Le scoutisme aujourd’hui
«Où en est le scoutisme aujourd’hui, 115 ans après sa création?
Est-il toujours adapté à la jeunesse occidentale actuelle? à notre société si différente de celle du début du XXe siècle?
Et peut-il s’adapter à d’autres types de sociétés, ailleurs dans le monde?
L’étonnante vitalité du mouvement scout et son expansion dans le monde entier pourraient en elles-mêmes constituer une partie de la réponse à ces questions.
Car il y a en effet désormais des troupes et mouvements scouts dans au moins 216 pays et territoires dans le monde, représentant plus de 50 millions de scouts actifs, selon les recensements des organisations mondiales du scoutisme !
En réaliser un panorama complet s’avérerait tâche ardue, tant les mouvements sont divers, et en constante évolution.
Car si les principes pédagogiques tracés par Baden-Powell (loi scoute, engagement volontaire par la promesse, système des patrouilles, etc.) sont la base de tout groupe scout, de très nombreux mouvements de scoutisme différents ont été créés à travers le monde, adaptant ces principes éducatifs intangibles aux spécificités et volontés locales, qu’elles soient géographiques, climatiques, religieuses, ou autres, accentuant parfois davantage tel ou tel aspect du projet scout (service aux autres, secourisme et santé, nautisme, connaissance de la nature, «indianisme», instruction scolaire, production agricole…) en fonction des besoins particuliers des populations de chaque territoire.
Plus de 500 millions «d’anciens scouts» dans le monde
Mais au-delà de ces quelques différences, il existe donc aujourd’hui des mouvements scouts, appliquant la pédagogie de Baden-Powell, de quasiment toutes les nationalités et religions dans le monde.
Ces mouvements sont pour la plupart affiliés aux deux fédérations mondiales héritières des «Conférences Mondiales du Scoutisme» initiées par Baden-Powell (dont la 1ère eut lieu en Angleterre il y a 101 ans, et à laquelle 33 organisations scoutes nationales étaient déjà représentées): l’«Organisation mondiale du mouvement scout» (OMMS, ou WOSM en anglais), basée en Malaisie, à Kuala Lumpur, et l’«Association mondiale des guides et éclaireuses» (AMGE, ou WAGGGS en anglais), basée à Londres, pour la branche féminine du scoutisme.
Il existe cependant d’autres fédérations internationales, dont la principale en Europe, basée en France, à Château-Landon, est l’«Union internationale des guides et scouts d’Europe» (UIGSE).
Avec des chiffres en constante expansion, on peut aujourd’hui considérer que plus de 500 millions de personnes ont été scoutes dans le monde, dont certaines ont occupé des fonctions éminentes dans des domaines très variés (politique, économique, artistique, scientifique…) …

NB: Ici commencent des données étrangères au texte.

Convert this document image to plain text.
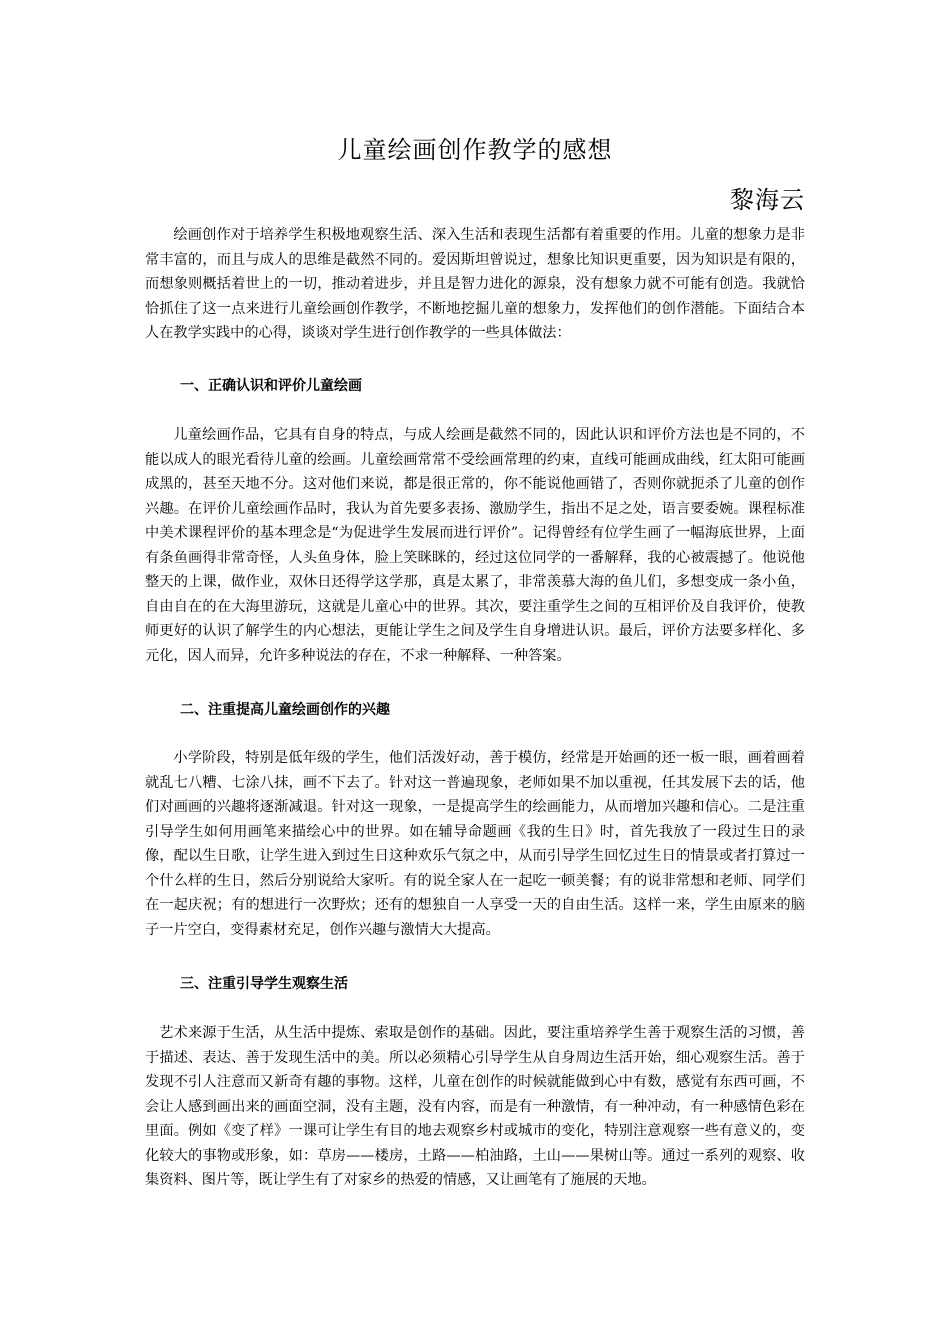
儿童绘画创作教学的感想
黎海云

绘画创作对于培养学生积极地观察生活、深入生活和表现生活都有着重要的作用。儿童的想象力是非常丰富的，而且与成人的思维是截然不同的。爱因斯坦曾说过，想象比知识更重要，因为知识是有限的，而想象则概括着世上的一切，推动着进步，并且是智力进化的源泉，没有想象力就不可能有创造。我就恰恰抓住了这一点来进行儿童绘画创作教学，不断地挖掘儿童的想象力，发挥他们的创作潜能。下面结合本人在教学实践中的心得，谈谈对学生进行创作教学的一些具体做法：

一、正确认识和评价儿童绘画

儿童绘画作品，它具有自身的特点，与成人绘画是截然不同的，因此认识和评价方法也是不同的，不能以成人的眼光看待儿童的绘画。儿童绘画常常不受绘画常理的约束，直线可能画成曲线，红太阳可能画成黑的，甚至天地不分。这对他们来说，都是很正常的，你不能说他画错了，否则你就扼杀了儿童的创作兴趣。在评价儿童绘画作品时，我认为首先要多表扬、激励学生，指出不足之处，语言要委婉。课程标准中美术课程评价的基本理念是“为促进学生发展而进行评价”。记得曾经有位学生画了一幅海底世界，上面有条鱼画得非常奇怪，人头鱼身体，脸上笑眯眯的，经过这位同学的一番解释，我的心被震撼了。他说他整天的上课，做作业，双休日还得学这学那，真是太累了，非常羡慕大海的鱼儿们，多想变成一条小鱼，自由自在的在大海里游玩，这就是儿童心中的世界。其次，要注重学生之间的互相评价及自我评价，使教师更好的认识了解学生的内心想法，更能让学生之间及学生自身增进认识。最后，评价方法要多样化、多元化，因人而异，允许多种说法的存在，不求一种解释、一种答案。

二、注重提高儿童绘画创作的兴趣

小学阶段，特别是低年级的学生，他们活泼好动，善于模仿，经常是开始画的还一板一眼，画着画着就乱七八糟、七涂八抹，画不下去了。针对这一普遍现象，老师如果不加以重视，任其发展下去的话，他们对画画的兴趣将逐渐减退。针对这一现象，一是提高学生的绘画能力，从而增加兴趣和信心。二是注重引导学生如何用画笔来描绘心中的世界。如在辅导命题画《我的生日》时，首先我放了一段过生日的录像，配以生日歌，让学生进入到过生日这种欢乐气氛之中，从而引导学生回忆过生日的情景或者打算过一个什么样的生日，然后分别说给大家听。有的说全家人在一起吃一顿美餐；有的说非常想和老师、同学们在一起庆祝；有的想进行一次野炊；还有的想独自一人享受一天的自由生活。这样一来，学生由原来的脑子一片空白，变得素材充足，创作兴趣与激情大大提高。

三、注重引导学生观察生活

艺术来源于生活，从生活中提炼、索取是创作的基础。因此，要注重培养学生善于观察生活的习惯，善于描述、表达、善于发现生活中的美。所以必须精心引导学生从自身周边生活开始，细心观察生活。善于发现不引人注意而又新奇有趣的事物。这样，儿童在创作的时候就能做到心中有数，感觉有东西可画，不会让人感到画出来的画面空洞，没有主题，没有内容，而是有一种激情，有一种冲动，有一种感情色彩在里面。例如《变了样》一课可让学生有目的地去观察乡村或城市的变化，特别注意观察一些有意义的，变化较大的事物或形象，如：草房——楼房，土路——柏油路，土山——果树山等。通过一系列的观察、收集资料、图片等，既让学生有了对家乡的热爱的情感，又让画笔有了施展的天地。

Nombre de décideurs ont ainsi témoigné au cours des ans de l’importance capitale qu’a pris leur expérience scoute pour faire d’eux les adultes qu’ils sont devenus.
En France, une image restaurée
Ces dernières années, la France n’a pas été en reste dans cette croissance constante du scoutisme!

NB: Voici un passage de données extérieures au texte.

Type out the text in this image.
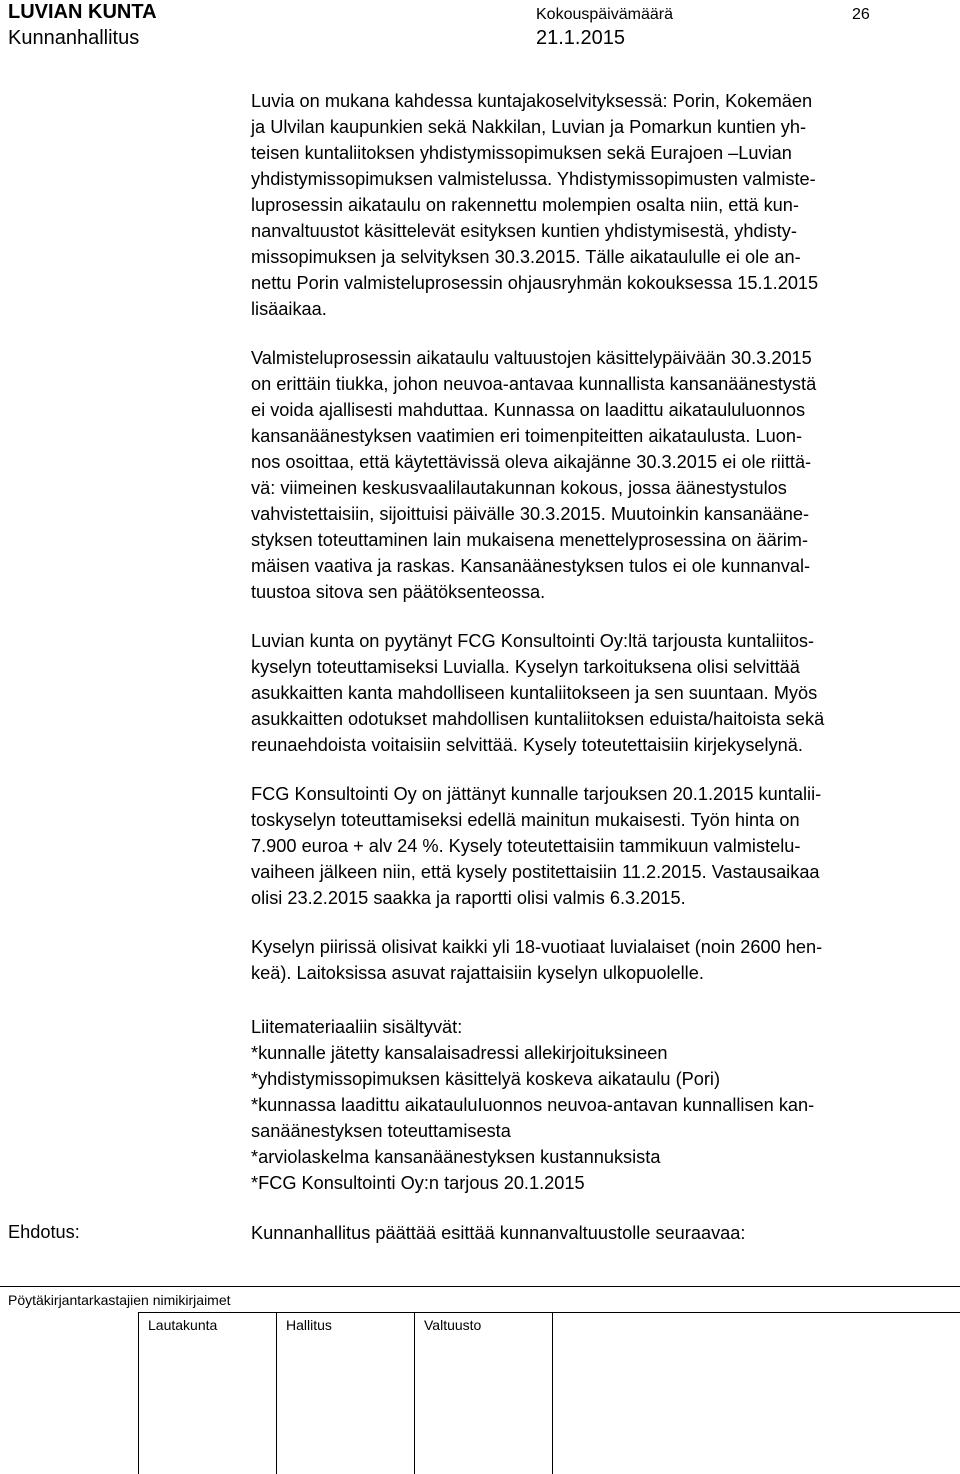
LUVIAN KUNTA
Kunnanhallitus
Kokouspäivämäärä
21.1.2015
26
Luvia on mukana kahdessa kuntajakoselvityksessä: Porin, Kokemäen
ja Ulvilan kaupunkien sekä Nakkilan, Luvian ja Pomarkun kuntien yh-
teisen kuntaliitoksen yhdistymissopimuksen sekä Eurajoen –Luvian
yhdistymissopimuksen valmistelussa. Yhdistymissopimusten valmiste-
luprosessin aikataulu on rakennettu molempien osalta niin, että kun-
nanvaltuustot käsittelevät esityksen kuntien yhdistymisestä, yhdisty-
missopimuksen ja selvityksen 30.3.2015. Tälle aikataululle ei ole an-
nettu Porin valmisteluprosessin ohjausryhmän kokouksessa 15.1.2015
lisäaikaa.
Valmisteluprosessin aikataulu valtuustojen käsittelypäivään 30.3.2015
on erittäin tiukka, johon neuvoa-antavaa kunnallista kansanäänestystä
ei voida ajallisesti mahduttaa. Kunnassa on laadittu aikataululuonnos
kansanäänestyksen vaatimien eri toimenpiteitten aikataulusta. Luon-
nos osoittaa, että käytettävissä oleva aikajänne 30.3.2015 ei ole riittä-
vä: viimeinen keskusvaalilautakunnan kokous, jossa äänestystulos
vahvistettaisiin, sijoittuisi päivälle 30.3.2015. Muutoinkin kansanääne-
styksen toteuttaminen lain mukaisena menettelyprosessina on äärim-
mäisen vaativa ja raskas. Kansanäänestyksen tulos ei ole kunnanval-
tuustoa sitova sen päätöksenteossa.
Luvian kunta on pyytänyt FCG Konsultointi Oy:ltä tarjousta kuntaliitos-
kyselyn toteuttamiseksi Luvialla. Kyselyn tarkoituksena olisi selvittää
asukkaitten kanta mahdolliseen kuntaliitokseen ja sen suuntaan. Myös
asukkaitten odotukset mahdollisen kuntaliitoksen eduista/haitoista sekä
reunaehdoista voitaisiin selvittää. Kysely toteutettaisiin kirjekyselynä.
FCG Konsultointi Oy on jättänyt kunnalle tarjouksen 20.1.2015 kuntalii-
toskyselyn toteuttamiseksi edellä mainitun mukaisesti. Työn hinta on
7.900 euroa + alv 24 %. Kysely toteutettaisiin tammikuun valmistelu-
vaiheen jälkeen niin, että kysely postitettaisiin 11.2.2015. Vastausaikaa
olisi 23.2.2015 saakka ja raportti olisi valmis 6.3.2015.
Kyselyn piirissä olisivat kaikki yli 18-vuotiaat luvialaiset (noin 2600 hen-
keä). Laitoksissa asuvat rajattaisiin kyselyn ulkopuolelle.
Liitemateriaaliin sisältyvät:
*kunnalle jätetty kansalaisadressi allekirjoituksineen
*yhdistymissopimuksen käsittelyä koskeva aikataulu (Pori)
*kunnassa laadittu aikatauluIuonnos neuvoa-antavan kunnallisen kan-
sanäänestyksen toteuttamisesta
*arviolaskelma kansanäänestyksen kustannuksista
*FCG Konsultointi Oy:n tarjous 20.1.2015
Ehdotus:	Kunnanhallitus päättää esittää kunnanvaltuustolle seuraavaa:
Pöytäkirjantarkastajien nimikirjaimet
Lautakunta	Hallitus	Valtuusto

Après une croissance fulgurante entre les deux guerres mondiales, et une apogée après la seconde (faisant passer les effectifs d’environ 15 000 vers 1914 à plus de 200 000 en 1946), les effectifs vont fluctuer avec une tendance à la baisse jusqu’à redescendre autour des 100 000 scouts au début des années 2000. Mais depuis lors, le mouvement s’est fortement inversé, et l’on en recense environ 180 000 en 2020 !
Un niveau record de participants depuis des décennies, pour un succès et un engouement nouveaux qu’ont soulignés de très nombreux journaux ces dernières années, contrastant fortement avec une décennie de défiance et de durcissements normatifs –depuis le début des années 2000– s’appuyant sur quelques accidents ou scandales abondamment commentés par les médias; et qui semblaient avoir écorné la bonne image dont bénéficiait jusqu’alors le scoutisme auprès de la population.

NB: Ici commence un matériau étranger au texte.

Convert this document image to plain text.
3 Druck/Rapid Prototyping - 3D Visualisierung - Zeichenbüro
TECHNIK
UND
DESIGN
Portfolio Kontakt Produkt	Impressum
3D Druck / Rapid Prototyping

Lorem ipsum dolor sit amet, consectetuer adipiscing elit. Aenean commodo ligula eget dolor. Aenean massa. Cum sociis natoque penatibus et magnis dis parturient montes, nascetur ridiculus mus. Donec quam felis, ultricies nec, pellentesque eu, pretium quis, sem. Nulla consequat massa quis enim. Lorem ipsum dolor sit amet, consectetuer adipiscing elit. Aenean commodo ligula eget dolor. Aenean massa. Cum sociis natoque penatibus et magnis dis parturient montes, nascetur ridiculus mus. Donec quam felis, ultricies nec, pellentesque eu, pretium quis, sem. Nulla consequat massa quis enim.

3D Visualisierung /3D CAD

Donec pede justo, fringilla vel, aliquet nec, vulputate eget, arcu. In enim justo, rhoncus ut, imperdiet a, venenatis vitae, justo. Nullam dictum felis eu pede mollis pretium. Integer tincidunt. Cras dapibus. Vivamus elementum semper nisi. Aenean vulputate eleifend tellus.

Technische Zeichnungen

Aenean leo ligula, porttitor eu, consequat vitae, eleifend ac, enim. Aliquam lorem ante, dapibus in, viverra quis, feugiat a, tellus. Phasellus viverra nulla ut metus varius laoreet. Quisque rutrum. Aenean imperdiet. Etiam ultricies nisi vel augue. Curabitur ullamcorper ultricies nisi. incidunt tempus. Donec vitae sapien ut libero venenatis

Outre l’inflation des normes sanitaires et de sécurité, l’un des problèmes récurrents aujourd’hui est même le manque de «chefs scouts» (des encadrants), qui met en péril nombre de troupes scoutes, et en oblige certaines à «recruter» des chefs sans expérience du scoutisme, mais possesseurs des fameux diplômes autorisant l’encadrement de mineurs (BAFA, BAFD…)!
Mais pourra-t-on alors encore parler de scoutisme, une pédagogie résolument basée sur l’exemple, et la transmission de savoir-faire des plus anciens vers les plus jeunes?
Un message et des valeurs qui forgent le caractère
Car le scoutisme n’est pas une simple «colonie de vacances-nature»! Il est un ensemble bien construit, longuement étudié et testé sur le terrain par son concepteur, Baden-Powell, pour favoriser l’épanouissement et le développement de jeunes banlieusards désœuvrés et sans idéal des cités ouvrières britanniques, en faire des adultes responsables, respectueux des autres, de la nature, et de Dieu, avec le sens du service au prochain.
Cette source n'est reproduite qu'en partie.